Sunday, January 12, 2014

Berowne's 202 Quiz

(Also for ABC Wednesday: “A” is for “After”)
Here’s this week’s quiz question.  Give us the name of the following character.
(From the response, it seems this was a tough question.  Sorry, folks; I had no idea.  I thought nearly everyone watched that serial.  Oops - I may just have allowed the feline out of the satchel.)

Don’t care much for Shakespeare?

Then you’ll love this; he didn’t write it.

This is the story of a young woman you may have heard of.  She had everything: youth, beauty, money, a social position in the minor nobility, you name it.

But she committed what was for her social class a sort of faux pas:

She married a commoner.

Actually, he wasn’t commoner than anyone else - J - but he was definitely not upper clahss.

Funny thing, she fell in love with him anyway and they had a happy marriage together.

But such happiness couldn’t last.  Life – (actually it was death) – intervened.  Her true love was killed in an accident.

She was devastated.  She withdrew from society, wanting nothing more than to be alone with her grief.  The key problem after a tragedy of this nature has to do with the word ‘after’.  What is one to do after such an event? 

Her father, who loved her dearly, created a sort of cocoon about her so she wouldn’t be bothered by the nuisances of existence.

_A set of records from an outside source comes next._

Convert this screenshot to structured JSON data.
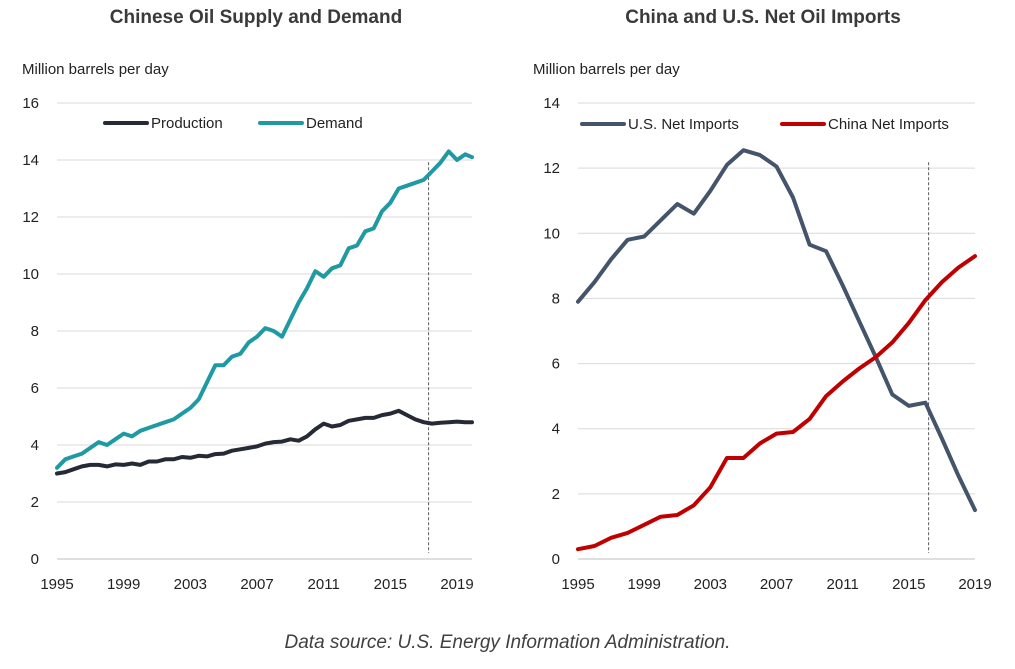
{
  "source_note": "Data source: U.S. Energy Information Administration.",
  "chart_data": [
    {
      "type": "line",
      "title": "Chinese Oil Supply and Demand",
      "ylabel": "Million barrels per day",
      "xlim": [
        1995,
        2019.9
      ],
      "ylim": [
        0,
        16
      ],
      "yticks": [
        0,
        2,
        4,
        6,
        8,
        10,
        12,
        14,
        16
      ],
      "xticks": [
        1995,
        1999,
        2003,
        2007,
        2011,
        2015,
        2019
      ],
      "grid": true,
      "legend": "top",
      "vline_x": 2017.3,
      "series": [
        {
          "name": "Production",
          "color": "#262a36",
          "x": [
            1995,
            1995.5,
            1996,
            1996.5,
            1997,
            1997.5,
            1998,
            1998.5,
            1999,
            1999.5,
            2000,
            2000.5,
            2001,
            2001.5,
            2002,
            2002.5,
            2003,
            2003.5,
            2004,
            2004.5,
            2005,
            2005.5,
            2006,
            2006.5,
            2007,
            2007.5,
            2008,
            2008.5,
            2009,
            2009.5,
            2010,
            2010.5,
            2011,
            2011.5,
            2012,
            2012.5,
            2013,
            2013.5,
            2014,
            2014.5,
            2015,
            2015.5,
            2016,
            2016.5,
            2017,
            2017.5,
            2018,
            2018.5,
            2019,
            2019.5,
            2019.9
          ],
          "values": [
            3.0,
            3.05,
            3.15,
            3.25,
            3.3,
            3.3,
            3.25,
            3.32,
            3.3,
            3.35,
            3.3,
            3.42,
            3.42,
            3.5,
            3.5,
            3.58,
            3.55,
            3.62,
            3.6,
            3.68,
            3.7,
            3.8,
            3.85,
            3.9,
            3.95,
            4.05,
            4.1,
            4.12,
            4.2,
            4.15,
            4.3,
            4.55,
            4.75,
            4.65,
            4.7,
            4.85,
            4.9,
            4.95,
            4.95,
            5.05,
            5.1,
            5.2,
            5.05,
            4.9,
            4.8,
            4.75,
            4.78,
            4.8,
            4.82,
            4.8,
            4.8
          ]
        },
        {
          "name": "Demand",
          "color": "#1f9aa3",
          "x": [
            1995,
            1995.5,
            1996,
            1996.5,
            1997,
            1997.5,
            1998,
            1998.5,
            1999,
            1999.5,
            2000,
            2000.5,
            2001,
            2001.5,
            2002,
            2002.5,
            2003,
            2003.5,
            2004,
            2004.5,
            2005,
            2005.5,
            2006,
            2006.5,
            2007,
            2007.5,
            2008,
            2008.5,
            2009,
            2009.5,
            2010,
            2010.5,
            2011,
            2011.5,
            2012,
            2012.5,
            2013,
            2013.5,
            2014,
            2014.5,
            2015,
            2015.5,
            2016,
            2016.5,
            2017,
            2017.5,
            2018,
            2018.5,
            2019,
            2019.5,
            2019.9
          ],
          "values": [
            3.2,
            3.5,
            3.6,
            3.7,
            3.9,
            4.1,
            4.0,
            4.2,
            4.4,
            4.3,
            4.5,
            4.6,
            4.7,
            4.8,
            4.9,
            5.1,
            5.3,
            5.6,
            6.2,
            6.8,
            6.8,
            7.1,
            7.2,
            7.6,
            7.8,
            8.1,
            8.0,
            7.8,
            8.4,
            9.0,
            9.5,
            10.1,
            9.9,
            10.2,
            10.3,
            10.9,
            11.0,
            11.5,
            11.6,
            12.2,
            12.5,
            13.0,
            13.1,
            13.2,
            13.3,
            13.6,
            13.9,
            14.3,
            14.0,
            14.2,
            14.1
          ]
        }
      ]
    },
    {
      "type": "line",
      "title": "China and U.S. Net Oil Imports",
      "ylabel": "Million barrels per day",
      "xlim": [
        1995,
        2019
      ],
      "ylim": [
        0,
        14
      ],
      "yticks": [
        0,
        2,
        4,
        6,
        8,
        10,
        12,
        14
      ],
      "xticks": [
        1995,
        1999,
        2003,
        2007,
        2011,
        2015,
        2019
      ],
      "grid": true,
      "legend": "top",
      "vline_x": 2016.2,
      "series": [
        {
          "name": "U.S. Net Imports",
          "color": "#44546a",
          "x": [
            1995,
            1996,
            1997,
            1998,
            1999,
            2000,
            2001,
            2002,
            2003,
            2004,
            2005,
            2006,
            2007,
            2008,
            2009,
            2010,
            2011,
            2012,
            2013,
            2014,
            2015,
            2016,
            2017,
            2018,
            2019
          ],
          "values": [
            7.9,
            8.5,
            9.2,
            9.8,
            9.9,
            10.4,
            10.9,
            10.6,
            11.3,
            12.1,
            12.55,
            12.4,
            12.05,
            11.1,
            9.65,
            9.45,
            8.4,
            7.3,
            6.2,
            5.05,
            4.7,
            4.8,
            3.7,
            2.55,
            1.5
          ]
        },
        {
          "name": "China Net Imports",
          "color": "#c00000",
          "x": [
            1995,
            1996,
            1997,
            1998,
            1999,
            2000,
            2001,
            2002,
            2003,
            2004,
            2005,
            2006,
            2007,
            2008,
            2009,
            2010,
            2011,
            2012,
            2013,
            2014,
            2015,
            2016,
            2017,
            2018,
            2019
          ],
          "values": [
            0.3,
            0.4,
            0.65,
            0.8,
            1.05,
            1.3,
            1.35,
            1.65,
            2.2,
            3.1,
            3.1,
            3.55,
            3.85,
            3.9,
            4.3,
            5.0,
            5.45,
            5.85,
            6.2,
            6.65,
            7.25,
            7.95,
            8.5,
            8.95,
            9.3
          ]
        }
      ]
    }
  ]
}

But this actually wasn’t good for her.  As the months passed she needed to leave the house, to step out into the figurative sunshine, to once again learn how to live.

The last I heard she seemed to be coming along well.  Hope she makes it. 

Sunday, January 5, 2014

201 Quiz Answer

Charles Andre Joseph Marie de Gaulle

(Also for Three Word Wednesday and ABC Wednesday: "Z" is for "zero.")
An easy question for you this week.  What’s this chap’s name?
He was the tall one, standing off to one side, isolated from the group, in some photographs of the big cheeses, the leaders of the free world, back during World War II.
He hated having to stand off to one side,  What he called the limejuice types said, sorry, but your country collapsed in just a couple of weeks.  So you have to stand to one side.
He didn’t like the limejuice types.  He didn’t care much for the Yankees either.  Fact is, he seemed to dislike almost everyone; he even hated the big-cheeses of his own country.
Back when he was in school his 6-foot 5-inch height had the other kids referring to him as The Big Asparagus.
The Big Asparagus was a strange one, for a military leader.  He was an intellectual, and there weren’t many of those among the military leaders on either side of the Great Conflict.  His father had been a professor of literature and the son became a fine writer with what critics have described as a powerful, elegant and even poetic style.
He also wrote about military matters.  In the thirties, he wrote and lectured often on one key topic: You see, folks, he said, there’s this little device called a tank – we had it back in ’14 (you know, the war that was to end all wars) – but we never used it right.
We still aren’t using it right.  If all you big fromages would just listen to me, whatever those folks up north in Hitler Alley are planning to pull off, we’d be ready for them. 
One of the books he wrote claimed that a modern army should be made up of “mobile armored divisions.”  Well, the top brass didn’t listen.  Zero is the number of full generals, of whatever country, who enjoy being lectured to by lieutenant-colonels.
So the Big Asparagus had to be content to be faithful to his main activity: continuing to dislike everyone and biding his time.
On a beautiful day in September, the big bus named WWII shifted into gear and the bad guys from Hitler Alley took off in it.  It turned out there was not much that could stop them or their tanks – their "mobile armored divisions."
Our boy never said “I told you so” but that’s only because, as usual, most folks weren’t listening to him.  If you scrutinize his position carefully, however, you may decide that he had made a lot of sense.